Running containers that use GPUs

Objectives

  • Learn how you can use GPUs with containers

If your program uses GPUs, you’ll need to make the GPUs visible in the container. This is done by giving additional flag to the apptainer command.

The container itself must have the correct GPU computing libraries installed inside the image (CUDA toolkit for NVIDIA and ROCm for AMD). Code inside the image needs to be installed with GPU support as well. Apptainer will only mount the driver libraries and the GPU devices that these toolkits need to run the code on GPUs.

Using NVIDIA’s GPUs

When using NVIDIA’s GPUs that use the CUDA-framework the flag is --nv.

As an example, let’s get a CUDA-enabled PyTorch-image:

$ apptainer pull pytorch-cuda.sif docker://docker.io/pytorch/pytorch:2.2.2-cuda12.1-cudnn8-runtime

Now when we launch the image, we can give the image GPU access with

$ apptainer exec --nv pytorch-cuda.sif python -c 'import torch; print(torch.cuda.is_available())'
../_images/nv_example.png

Figure 1: Enabling NVIDIA’s GPUs in containers

Using AMD’s GPUs

When using AMD’s GPUs that use the ROCm-framework the flag is --rocm.

As an example, let’s get a ROCm-enabled PyTorch-image:

$ apptainer pull pytorch-rocm.sif docker://docker.io/rocm/pytorch:rocm6.1_ubuntu22.04_py3.10_pytorch_2.1.2

Now when we launch the image, we can give the image GPU access with

$ apptainer exec --rocm pytorch-rocm.sif python -c 'import torch; print(torch.cuda.is_available())'
../_images/rocm_example.png

Figure 2: Enabling AMD’s GPUs in containers

Example container: Model training with accelerate

Accelerate is a library designed for running distributed PyTorch code.

Let’s create a container that can run a simple training example that can utilizes multiple GPUs.

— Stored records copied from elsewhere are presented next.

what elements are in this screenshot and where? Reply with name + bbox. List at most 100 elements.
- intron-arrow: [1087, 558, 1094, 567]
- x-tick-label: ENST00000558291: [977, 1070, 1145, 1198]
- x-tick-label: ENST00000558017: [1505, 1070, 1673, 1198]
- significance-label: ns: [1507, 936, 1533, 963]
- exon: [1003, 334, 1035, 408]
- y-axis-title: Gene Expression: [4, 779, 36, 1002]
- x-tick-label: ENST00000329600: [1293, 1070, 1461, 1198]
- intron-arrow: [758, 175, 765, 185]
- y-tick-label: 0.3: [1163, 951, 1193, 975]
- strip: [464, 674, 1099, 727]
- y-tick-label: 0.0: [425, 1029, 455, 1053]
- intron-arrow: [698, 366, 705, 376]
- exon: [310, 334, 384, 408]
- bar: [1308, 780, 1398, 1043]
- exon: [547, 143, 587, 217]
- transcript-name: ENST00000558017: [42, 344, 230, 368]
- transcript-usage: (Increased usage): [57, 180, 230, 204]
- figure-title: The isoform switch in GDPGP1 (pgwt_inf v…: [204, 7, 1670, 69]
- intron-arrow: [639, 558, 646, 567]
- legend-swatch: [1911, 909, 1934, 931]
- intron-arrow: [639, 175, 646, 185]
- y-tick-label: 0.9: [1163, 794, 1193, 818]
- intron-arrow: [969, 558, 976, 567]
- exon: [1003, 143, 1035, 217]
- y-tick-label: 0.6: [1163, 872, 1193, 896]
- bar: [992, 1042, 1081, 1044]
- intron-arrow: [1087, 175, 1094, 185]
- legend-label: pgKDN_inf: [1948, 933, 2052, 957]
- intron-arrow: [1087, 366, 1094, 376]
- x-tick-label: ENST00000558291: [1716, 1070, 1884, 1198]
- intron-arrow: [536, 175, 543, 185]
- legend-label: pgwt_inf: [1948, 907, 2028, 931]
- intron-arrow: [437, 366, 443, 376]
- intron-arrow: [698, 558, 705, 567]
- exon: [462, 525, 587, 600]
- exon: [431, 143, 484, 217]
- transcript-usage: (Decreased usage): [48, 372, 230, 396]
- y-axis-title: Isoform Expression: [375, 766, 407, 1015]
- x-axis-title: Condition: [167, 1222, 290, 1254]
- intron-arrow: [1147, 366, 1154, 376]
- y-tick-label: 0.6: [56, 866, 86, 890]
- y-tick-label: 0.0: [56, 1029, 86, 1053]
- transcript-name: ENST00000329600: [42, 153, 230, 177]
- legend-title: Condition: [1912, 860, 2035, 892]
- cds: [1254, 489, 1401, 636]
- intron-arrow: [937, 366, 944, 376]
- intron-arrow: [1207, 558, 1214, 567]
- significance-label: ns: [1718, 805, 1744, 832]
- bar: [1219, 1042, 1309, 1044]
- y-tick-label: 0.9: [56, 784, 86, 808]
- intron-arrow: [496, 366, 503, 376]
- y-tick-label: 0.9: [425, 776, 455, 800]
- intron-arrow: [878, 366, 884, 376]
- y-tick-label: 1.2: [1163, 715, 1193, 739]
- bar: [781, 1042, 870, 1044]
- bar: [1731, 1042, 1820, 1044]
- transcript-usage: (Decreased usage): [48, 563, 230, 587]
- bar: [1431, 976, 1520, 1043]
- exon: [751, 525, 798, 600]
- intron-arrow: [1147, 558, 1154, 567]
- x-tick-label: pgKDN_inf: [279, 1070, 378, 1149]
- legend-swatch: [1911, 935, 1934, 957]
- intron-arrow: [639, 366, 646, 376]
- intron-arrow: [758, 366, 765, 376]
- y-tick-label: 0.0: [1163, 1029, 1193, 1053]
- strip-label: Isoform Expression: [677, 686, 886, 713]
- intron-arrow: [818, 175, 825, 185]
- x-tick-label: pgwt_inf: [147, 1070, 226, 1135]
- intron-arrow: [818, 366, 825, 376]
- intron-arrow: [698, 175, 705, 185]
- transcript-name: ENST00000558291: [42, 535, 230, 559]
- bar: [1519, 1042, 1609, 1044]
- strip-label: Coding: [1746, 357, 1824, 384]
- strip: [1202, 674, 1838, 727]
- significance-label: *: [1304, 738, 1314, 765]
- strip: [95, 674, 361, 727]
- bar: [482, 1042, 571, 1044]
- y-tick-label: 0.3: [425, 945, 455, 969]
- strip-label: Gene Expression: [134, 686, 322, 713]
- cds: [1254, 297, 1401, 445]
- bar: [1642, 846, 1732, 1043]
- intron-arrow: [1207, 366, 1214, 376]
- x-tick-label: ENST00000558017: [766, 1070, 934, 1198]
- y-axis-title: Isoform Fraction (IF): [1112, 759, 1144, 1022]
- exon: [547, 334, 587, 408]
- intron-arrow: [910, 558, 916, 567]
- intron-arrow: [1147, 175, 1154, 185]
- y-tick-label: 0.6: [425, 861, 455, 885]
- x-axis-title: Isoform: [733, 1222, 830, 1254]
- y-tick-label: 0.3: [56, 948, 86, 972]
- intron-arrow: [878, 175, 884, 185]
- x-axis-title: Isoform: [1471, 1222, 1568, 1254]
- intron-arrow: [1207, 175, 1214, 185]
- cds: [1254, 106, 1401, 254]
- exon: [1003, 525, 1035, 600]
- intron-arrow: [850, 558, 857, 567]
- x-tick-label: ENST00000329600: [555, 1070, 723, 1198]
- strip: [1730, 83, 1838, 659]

Container starts from an existing container with PyTorch installed and installs a few missing Python packages:

accelerate_cuda.def:

Bootstrap: docker
From: pytorch/pytorch:2.2.2-cuda12.1-cudnn8-runtime

%post

  pip install accelerate evaluate datasets scipy scikit-learn transformers

Submission script that launches the container looks like this:

run_accelerate_cuda.sh:

#!/bin/bash
#SBATCH --mem=32G
#SBATCH --nodes=1
#SBATCH --ntasks-per-node=1
#SBATCH --gpus-per-task=2
#SBATCH --cpus-per-task=12
#SBATCH --time=00:10:00
#SBATCH --output=accelerate_cuda.out

export OMP_NUM_THREADS=$(( $SLURM_CPUS_PER_TASK / $SLURM_GPUS_ON_NODE ))

apptainer exec --nv accelerate_cuda.sif \
  torchrun \
    --nproc_per_node $SLURM_GPUS_ON_NODE \
    ./nlp_example.py \
    --mixed_precision fp16

To build the image:

$ srun --mem=32G --cpus-per-task=4 --time=01:00:00 apptainer build accelerate_cuda.sif accelerate_cuda.def

To run the example:

$ wget https://raw.githubusercontent.com/huggingface/accelerate/refs/heads/main/examples/nlp_example.py
$ sbatch run_accelerate_cuda.sh
$ cat accelerate_cuda.out
Some weights of BertForSequenceClassification were not initialized from the model checkpoint at bert-base-cased and are newly initialized: ['classifier.bias', 'classifier.weight']
You should probably TRAIN this model on a down-stream task to be able to use it for predictions and inference.
You're using a BertTokenizerFast tokenizer. Please note that with a fast tokenizer, using the `__call__` method is faster than using a method to encode the text followed by a call to the `pad` method to get a padded encoding.
epoch 0: {'accuracy': 0.7598039215686274, 'f1': 0.8032128514056225}
epoch 1: {'accuracy': 0.8480392156862745, 'f1': 0.8931034482758621}
epoch 2: {'accuracy': 0.8406862745098039, 'f1': 0.888507718696398}

Review of this session

Key points to remember

  • Code inside the container image needs to support GPU calculations.

  • Container image should have a working CUDA / ROCm toolkit installed.

  • Use --nv / --rocm-flag to mount the device drivers inside of the image.